Luke> andrew, sorry it took me so long to respond: i initially Luke> thought that under all circumstances for all types of foo, Luke> your example would work.

But it does! At least in the sense of the original query.

where the sense was mistaken, consequently the results are not, as you rightly pointed out, not as expected.

The original query was of the form

Why can't I write an expression like f(x) += y? and my answer was, in effect, If you could, it would have the same effect as if you had written foo = f(x) foo += y and then used the value of foo. Perhaps I'm missing something, but I don't think that anything you've said contradicts this answer.

based on this clarification, my queries are two-fold:

  1. what is the technical, syntactical or language-specific reason why I can't write an expression like f(x) += y ?

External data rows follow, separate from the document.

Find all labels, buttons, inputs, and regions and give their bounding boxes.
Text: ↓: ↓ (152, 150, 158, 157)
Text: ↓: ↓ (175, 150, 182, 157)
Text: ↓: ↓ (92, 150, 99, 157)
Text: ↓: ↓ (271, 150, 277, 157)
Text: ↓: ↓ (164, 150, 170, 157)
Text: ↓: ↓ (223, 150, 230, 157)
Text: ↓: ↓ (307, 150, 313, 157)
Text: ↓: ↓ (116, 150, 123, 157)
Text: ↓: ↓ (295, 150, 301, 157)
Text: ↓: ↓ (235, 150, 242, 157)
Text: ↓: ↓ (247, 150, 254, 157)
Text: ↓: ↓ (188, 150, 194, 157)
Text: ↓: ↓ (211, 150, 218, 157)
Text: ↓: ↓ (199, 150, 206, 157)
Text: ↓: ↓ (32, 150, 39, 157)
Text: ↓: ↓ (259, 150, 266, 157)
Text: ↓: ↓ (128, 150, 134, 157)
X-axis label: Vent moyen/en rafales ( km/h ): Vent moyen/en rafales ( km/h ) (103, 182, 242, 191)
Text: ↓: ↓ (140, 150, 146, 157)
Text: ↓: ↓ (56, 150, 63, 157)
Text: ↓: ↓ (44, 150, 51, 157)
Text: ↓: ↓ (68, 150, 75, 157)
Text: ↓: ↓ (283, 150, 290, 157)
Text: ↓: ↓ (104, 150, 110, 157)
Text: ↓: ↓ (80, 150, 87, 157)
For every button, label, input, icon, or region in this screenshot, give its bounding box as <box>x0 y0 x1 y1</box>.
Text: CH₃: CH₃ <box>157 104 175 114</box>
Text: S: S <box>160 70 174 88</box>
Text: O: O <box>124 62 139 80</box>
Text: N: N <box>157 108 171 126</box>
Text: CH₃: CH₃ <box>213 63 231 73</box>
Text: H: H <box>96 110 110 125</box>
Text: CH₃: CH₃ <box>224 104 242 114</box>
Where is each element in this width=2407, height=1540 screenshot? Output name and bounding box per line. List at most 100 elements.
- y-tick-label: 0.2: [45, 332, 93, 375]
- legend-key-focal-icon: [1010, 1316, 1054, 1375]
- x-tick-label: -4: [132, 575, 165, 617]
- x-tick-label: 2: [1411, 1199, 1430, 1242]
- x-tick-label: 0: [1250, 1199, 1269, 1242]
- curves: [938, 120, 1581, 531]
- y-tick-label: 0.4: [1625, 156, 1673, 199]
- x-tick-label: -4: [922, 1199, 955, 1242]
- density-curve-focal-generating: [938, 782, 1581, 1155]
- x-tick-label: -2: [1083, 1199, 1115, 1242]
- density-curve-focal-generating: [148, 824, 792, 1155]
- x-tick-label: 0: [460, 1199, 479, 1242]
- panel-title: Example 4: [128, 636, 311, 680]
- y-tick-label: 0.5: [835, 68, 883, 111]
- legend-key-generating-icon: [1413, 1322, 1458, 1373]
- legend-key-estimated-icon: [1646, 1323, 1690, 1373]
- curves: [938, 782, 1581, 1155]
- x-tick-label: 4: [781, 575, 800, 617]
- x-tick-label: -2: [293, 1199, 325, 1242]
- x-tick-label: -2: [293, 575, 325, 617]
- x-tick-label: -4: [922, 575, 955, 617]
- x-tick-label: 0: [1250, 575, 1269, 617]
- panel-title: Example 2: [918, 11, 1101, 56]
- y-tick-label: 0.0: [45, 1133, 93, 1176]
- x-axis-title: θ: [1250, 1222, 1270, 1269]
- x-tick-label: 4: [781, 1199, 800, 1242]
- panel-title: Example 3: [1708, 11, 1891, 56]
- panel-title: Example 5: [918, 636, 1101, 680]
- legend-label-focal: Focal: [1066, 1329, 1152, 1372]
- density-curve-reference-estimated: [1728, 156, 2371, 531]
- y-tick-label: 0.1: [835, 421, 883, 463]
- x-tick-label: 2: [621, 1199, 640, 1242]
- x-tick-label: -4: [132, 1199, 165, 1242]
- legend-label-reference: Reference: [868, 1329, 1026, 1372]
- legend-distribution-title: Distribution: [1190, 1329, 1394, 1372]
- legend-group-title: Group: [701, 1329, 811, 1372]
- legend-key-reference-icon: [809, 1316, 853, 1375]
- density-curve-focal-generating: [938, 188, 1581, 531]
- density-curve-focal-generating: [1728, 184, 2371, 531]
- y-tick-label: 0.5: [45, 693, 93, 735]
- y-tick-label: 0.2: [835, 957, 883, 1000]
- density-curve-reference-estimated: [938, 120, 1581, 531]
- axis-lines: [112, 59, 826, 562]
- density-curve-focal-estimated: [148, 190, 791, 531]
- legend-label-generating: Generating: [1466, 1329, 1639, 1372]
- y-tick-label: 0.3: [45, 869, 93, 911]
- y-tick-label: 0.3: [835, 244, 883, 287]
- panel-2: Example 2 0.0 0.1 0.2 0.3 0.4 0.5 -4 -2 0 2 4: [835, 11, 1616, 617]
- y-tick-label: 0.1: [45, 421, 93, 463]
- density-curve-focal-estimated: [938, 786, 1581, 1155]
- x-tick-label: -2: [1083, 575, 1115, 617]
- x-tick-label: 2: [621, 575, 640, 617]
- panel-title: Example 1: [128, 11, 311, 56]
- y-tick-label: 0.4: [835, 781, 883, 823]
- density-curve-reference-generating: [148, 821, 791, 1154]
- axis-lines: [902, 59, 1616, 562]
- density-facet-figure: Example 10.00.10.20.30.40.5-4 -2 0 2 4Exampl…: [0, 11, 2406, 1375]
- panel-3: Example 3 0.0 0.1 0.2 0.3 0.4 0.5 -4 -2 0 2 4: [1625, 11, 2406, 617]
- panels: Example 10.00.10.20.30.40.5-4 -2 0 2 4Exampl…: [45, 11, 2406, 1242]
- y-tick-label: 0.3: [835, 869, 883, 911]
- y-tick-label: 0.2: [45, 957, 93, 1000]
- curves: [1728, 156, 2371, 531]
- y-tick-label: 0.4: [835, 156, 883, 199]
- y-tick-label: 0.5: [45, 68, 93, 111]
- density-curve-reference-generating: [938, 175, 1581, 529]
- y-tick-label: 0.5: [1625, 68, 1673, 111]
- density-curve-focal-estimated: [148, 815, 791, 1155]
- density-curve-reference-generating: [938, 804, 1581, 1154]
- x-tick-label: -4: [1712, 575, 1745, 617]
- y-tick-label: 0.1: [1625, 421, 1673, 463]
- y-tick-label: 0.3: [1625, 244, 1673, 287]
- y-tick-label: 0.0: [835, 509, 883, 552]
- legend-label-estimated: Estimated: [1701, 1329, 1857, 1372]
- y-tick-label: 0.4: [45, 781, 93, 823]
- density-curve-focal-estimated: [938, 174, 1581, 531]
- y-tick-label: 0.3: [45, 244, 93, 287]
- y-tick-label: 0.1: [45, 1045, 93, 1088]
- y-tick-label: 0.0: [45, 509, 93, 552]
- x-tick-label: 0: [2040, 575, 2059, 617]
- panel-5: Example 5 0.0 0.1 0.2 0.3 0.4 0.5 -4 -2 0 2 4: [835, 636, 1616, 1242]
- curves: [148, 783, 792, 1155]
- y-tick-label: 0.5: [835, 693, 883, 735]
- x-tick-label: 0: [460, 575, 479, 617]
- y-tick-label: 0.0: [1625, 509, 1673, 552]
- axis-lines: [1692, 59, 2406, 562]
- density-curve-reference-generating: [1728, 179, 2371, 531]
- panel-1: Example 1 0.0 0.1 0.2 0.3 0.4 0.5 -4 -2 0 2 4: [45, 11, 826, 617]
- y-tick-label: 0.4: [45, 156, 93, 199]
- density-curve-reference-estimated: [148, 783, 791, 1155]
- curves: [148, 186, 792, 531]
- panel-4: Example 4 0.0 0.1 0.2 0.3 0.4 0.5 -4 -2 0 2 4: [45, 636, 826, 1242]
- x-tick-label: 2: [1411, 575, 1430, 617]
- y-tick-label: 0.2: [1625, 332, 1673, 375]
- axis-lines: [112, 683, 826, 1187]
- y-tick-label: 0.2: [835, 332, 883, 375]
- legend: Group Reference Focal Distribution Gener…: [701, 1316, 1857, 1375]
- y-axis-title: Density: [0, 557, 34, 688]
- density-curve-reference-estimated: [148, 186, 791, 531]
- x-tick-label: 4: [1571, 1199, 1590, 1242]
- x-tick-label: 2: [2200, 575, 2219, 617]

  2. the objections that i can see as to why f(x) += y should not be allowed to work are that, as andrew points out, some people's expectations of any_function() += y may be unrealistic, particularly as normally the result of a function is discarded.

    however, in the case of setdefault() and get() on dictionaries, the result of the function is NOT discarded: in SOME instances, a reference is returned to the dictionary item.

    under such circumstances, why should the objections - to disallow {}.setdefault(0, []) += [] or {}.get([]) += [] - stand?

l.